Auch die Dame im Bild macht irgendwie ein politisches Statement, denn wer die Flagge der Republik China alias Taiwan demonstrativ vorzeigt, der betont in Taiwan damit irgendwie den chinesischen Charakter Taiwans, im Gegensatz zu den Unabhängigkeitsfreunden. Es sei denn, es ist gerade ein chinesischer Gesandter in Taiwan (also einer aus Peking), dann verbietet die taiwanische Regierung (jedenfalls wenn es sich um die chinafreundliche gegenwärtige Regierungspartei KMT handelt, die quasi das heutige Taiwan 1949 gegründet hat) das Vorzeigen der eigenen Staatsflagge (die der Parteiflagge der KMT gleicht), weil Peking ja Eigenstaatlichkeit nicht mag. Und dann schwenken plötzlich die Unabhängigkeitsbefürworter die Republik-China-Flagge, die oben im Bild.

Ausländer sind in diesem Sinne meist "grün", wie auch der junge Mann im Fernsehen und sind da oft kompromissloser als die Einheimischen. Klar, wer mag schon China. Ich hatte mal den Regenschirm meiner Frau benutzt, der zeigte auf seinem Schirm eben die oben gezeigte Flagge der Republik China und ich wurde mal drauf angesprochen von einer Frau auf der Straße, das würde an mir komisch aussehen.

Worum es nun ging in diesem Artikel? Um heruntergerutschte Hosen, Staatsflaggen oder Tempel? Vielleicht einfach darum, dass es doch merkwürdig ist, wenn in einem Land das Vorzeigen der eigenen Flagge zum Politikum wird.*** Den Regenschirm würde ich heute immer noch nehmen, ist ja nur ein Schirm, aber ein Hemd mit einer der beiden Flaggen drauf, ob nun Grün-Weiß oder Rot-Blau-Weiß würde ich nicht anziehen wollen. Das überlasse ich dann doch den Taiwanern.
Und taiwanisch im Fernsehen singen möchte ich auch nicht.



*


***Glashaus-Alarm! In Deutschland ist das ein bisschen auch noch so. Geht mir gerade auf. Ich weiß noch, bis vor der Wiedervereinigung durfte man nicht mal "Deutschland" sagen, sondern es musste immer Bundesrepublik heißen, sonst wurde man gleich von der P(oltical)C(orrectness)-Polizei korrigiert. Und wer die Flagge zeigte, war gleich ein Nazi, selbst die Schwarz-Rot-Goldene.

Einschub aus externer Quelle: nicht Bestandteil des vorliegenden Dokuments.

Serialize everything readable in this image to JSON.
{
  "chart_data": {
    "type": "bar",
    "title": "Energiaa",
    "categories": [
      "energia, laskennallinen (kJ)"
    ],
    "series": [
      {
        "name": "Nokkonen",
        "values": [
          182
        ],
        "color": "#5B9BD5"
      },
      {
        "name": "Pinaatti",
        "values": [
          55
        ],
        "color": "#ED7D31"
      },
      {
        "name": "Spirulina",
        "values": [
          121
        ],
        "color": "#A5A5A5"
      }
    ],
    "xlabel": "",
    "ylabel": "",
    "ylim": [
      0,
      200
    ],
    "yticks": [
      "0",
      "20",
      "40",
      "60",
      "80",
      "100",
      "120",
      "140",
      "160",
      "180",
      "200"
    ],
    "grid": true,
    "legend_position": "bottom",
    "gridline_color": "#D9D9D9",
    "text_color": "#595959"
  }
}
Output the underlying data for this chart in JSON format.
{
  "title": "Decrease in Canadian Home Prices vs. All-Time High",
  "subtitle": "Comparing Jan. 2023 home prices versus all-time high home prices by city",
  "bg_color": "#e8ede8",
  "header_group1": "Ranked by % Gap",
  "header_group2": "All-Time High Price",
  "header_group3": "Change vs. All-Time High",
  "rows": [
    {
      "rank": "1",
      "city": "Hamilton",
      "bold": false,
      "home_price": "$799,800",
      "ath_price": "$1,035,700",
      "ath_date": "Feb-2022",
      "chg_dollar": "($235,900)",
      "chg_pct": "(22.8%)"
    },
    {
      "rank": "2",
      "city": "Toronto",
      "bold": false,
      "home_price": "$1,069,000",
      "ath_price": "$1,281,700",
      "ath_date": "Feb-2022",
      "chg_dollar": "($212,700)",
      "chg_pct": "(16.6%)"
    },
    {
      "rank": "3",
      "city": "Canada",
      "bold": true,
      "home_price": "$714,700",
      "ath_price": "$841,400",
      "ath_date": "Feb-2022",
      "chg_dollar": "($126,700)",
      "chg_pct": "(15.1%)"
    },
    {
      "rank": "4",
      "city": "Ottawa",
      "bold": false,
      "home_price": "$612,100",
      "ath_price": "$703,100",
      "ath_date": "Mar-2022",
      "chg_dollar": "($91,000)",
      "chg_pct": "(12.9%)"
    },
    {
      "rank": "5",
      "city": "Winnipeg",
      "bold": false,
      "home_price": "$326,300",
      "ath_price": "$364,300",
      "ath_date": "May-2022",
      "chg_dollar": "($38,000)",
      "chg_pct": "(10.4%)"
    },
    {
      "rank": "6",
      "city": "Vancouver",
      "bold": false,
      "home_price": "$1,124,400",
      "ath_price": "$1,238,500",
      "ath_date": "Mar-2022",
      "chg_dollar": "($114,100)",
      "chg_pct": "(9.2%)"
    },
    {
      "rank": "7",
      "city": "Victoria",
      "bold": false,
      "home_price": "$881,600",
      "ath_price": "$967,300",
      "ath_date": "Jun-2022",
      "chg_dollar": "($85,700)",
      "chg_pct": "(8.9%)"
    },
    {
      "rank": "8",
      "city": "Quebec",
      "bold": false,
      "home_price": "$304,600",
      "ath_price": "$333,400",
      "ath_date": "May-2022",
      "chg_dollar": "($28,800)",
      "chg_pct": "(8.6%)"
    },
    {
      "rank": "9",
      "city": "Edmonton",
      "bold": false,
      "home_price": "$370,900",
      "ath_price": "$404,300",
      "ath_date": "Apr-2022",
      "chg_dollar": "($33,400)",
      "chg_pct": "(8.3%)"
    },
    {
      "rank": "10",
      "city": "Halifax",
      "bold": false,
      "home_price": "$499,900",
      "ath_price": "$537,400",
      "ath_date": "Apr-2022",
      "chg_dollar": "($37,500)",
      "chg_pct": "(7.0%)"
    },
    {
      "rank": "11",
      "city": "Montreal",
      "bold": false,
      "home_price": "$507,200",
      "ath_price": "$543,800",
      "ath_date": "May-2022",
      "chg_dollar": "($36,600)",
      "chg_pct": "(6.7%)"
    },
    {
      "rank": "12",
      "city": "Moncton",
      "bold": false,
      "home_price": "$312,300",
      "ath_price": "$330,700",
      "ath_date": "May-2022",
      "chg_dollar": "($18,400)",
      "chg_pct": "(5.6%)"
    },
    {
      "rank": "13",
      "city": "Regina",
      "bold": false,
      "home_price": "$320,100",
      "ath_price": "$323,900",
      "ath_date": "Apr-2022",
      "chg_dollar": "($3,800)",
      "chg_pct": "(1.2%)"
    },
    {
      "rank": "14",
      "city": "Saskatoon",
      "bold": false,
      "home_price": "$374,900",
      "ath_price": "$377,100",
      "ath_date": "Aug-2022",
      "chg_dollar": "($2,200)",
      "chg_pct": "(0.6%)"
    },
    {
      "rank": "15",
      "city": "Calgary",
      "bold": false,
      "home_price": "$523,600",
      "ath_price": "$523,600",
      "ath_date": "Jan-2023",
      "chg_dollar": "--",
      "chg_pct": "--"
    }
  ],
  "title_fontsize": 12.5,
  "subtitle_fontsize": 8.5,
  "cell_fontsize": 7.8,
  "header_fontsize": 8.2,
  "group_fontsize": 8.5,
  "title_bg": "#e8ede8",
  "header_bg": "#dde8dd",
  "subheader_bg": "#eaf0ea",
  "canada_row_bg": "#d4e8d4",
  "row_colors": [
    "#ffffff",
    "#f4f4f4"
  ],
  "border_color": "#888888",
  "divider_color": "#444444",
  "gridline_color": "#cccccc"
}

NACHTRAG: Lesen Sie mal auf der Flaggenseite (http://www.taiwandc.org/flags.htm) den Kommentar zur offiziellen Staatsflagge der Republik China/Taiwan. Da heißt es, für 85% der Bevölkerung sei die Flagge ein Symbol der Unterdrückung. Und hier wird ganz stark zwischen "Festländern" und "Einheimischen" unterschieden. Das ist ein extremer Pro-Independence-Standpunkt den ich so nie unterschreiben würde. Meine Schwiegermutter ist aus dem Süden (also einheimisch), meine Frau in diesem Sinne ein "Mischling" mit ihrem "Festland"-Vater. Und auch die Vorfahren von Schwiegermutter (und den meisten anderen "Einheimischen") kamen einst aus China. Die Ureinwohner sind eine Minderheit in Taiwan. So sehr wie die Leute von der Flaggenseite wollen nur wenige die pseudo-ethnischen Gräben aufreißen. Wenn man auf der Seite buddelt findet man, dass die Leutchen wohl in Washington-DC sitzen, vermutlich Auslandstaiwaner. Aus der Ferne kann man schon mal leichter hetzen, da wohnt man nicht direkt neben dem "Festländer". Hier im Land ist das alles viel entspannter. Was ich durchaus an den Taiwanern bewundere, dass sie sich nicht in solche Grüppchen aufteilen im Allgemeinen.

1 Kommentar:

Xinxi hat gesagt…

Taiwan ist ein Fall von geglücktem Multikulti: Festländer, einheimische Chinesen, Hakka, Aborigines - und jetzt auch noch wir Langnasen! Ist übrigens eigenartig, dass nur Hakka und Aborigines besondere Regierungsorganisationen haben. (Präsident Ma ist ja wohl auch ein Hakka, habe ich mir sagen lassen. Mag sogar sein, dass seine mangelnde Popularität teilweise damit zusammenhängt.)